特に酷いのは34話。いわゆる回想回にあたるのだが、
本当にくどい。対して面白くない上に、途中で曲を
4.5曲ほど挿入してくるので気持ちが萎えてしまったのだ。

34話まで我慢して見ていたが、この回だけは流石に
製作スタッフへバベルの光を放ちたくなるレベル。
どっかのお侍さんが見ていたら、「うおっまぶしっ」と
発するに違いない。ぶっちゃけ、食事休憩や風呂の時間に
費やした方が良いと思われる。

無人島編における脚本も相まって、ナディアへ好感を
持つことが極めて困難になってしまった。
序盤から我がままで疑り深い性格ではあったが、
「最初だしこんなもんだろうなー」と温かい目で見てきた。

だが、無人島編に入ってからもそれが続くようなら話は別。
何かあれば「どうしてなの?」
動物に助けてもらえなかったら「どうして私を助けてくれないの?」
の繰り返し。

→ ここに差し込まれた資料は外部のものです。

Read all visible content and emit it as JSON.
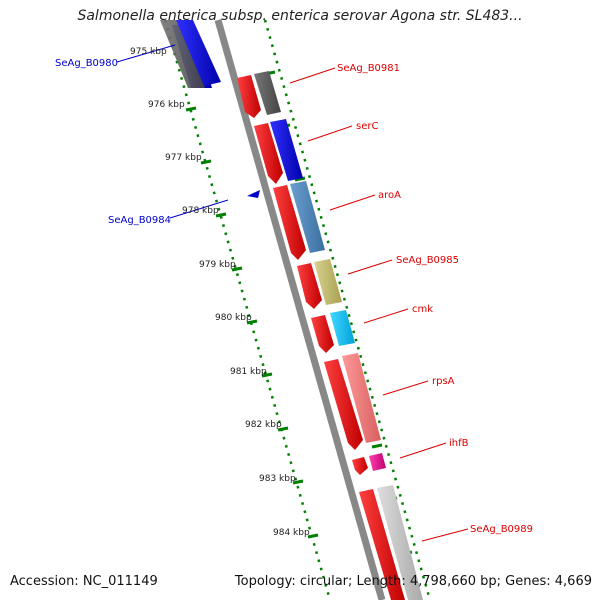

他の仲間たちから心配されてもお構いなし。

ジャンに対しての扱いは酷いもので、見ているこっちから
すれば足を引っ張る足手まといという印象でしかない。
ジャンの純粋さや辛抱強さに救われたのは言うまでもない。
心の中では、他にもっといい女性を見つけたほうが良い
のになーと思ったが、それでは物語が破綻してしまうもんね。
だれか、ジャンの開発が実用化されるまで費用を
投資してあげてください。

ガーゴイルが終盤において語るアトランティス人の秘密や
戦闘シーンなど目を見張るものがあったが、手放しで
褒められない部分があったのも事実。
少なくとも庵野秀明氏を語る上では重要な作品で
あることに変わりはない。個人的には良作だと思う。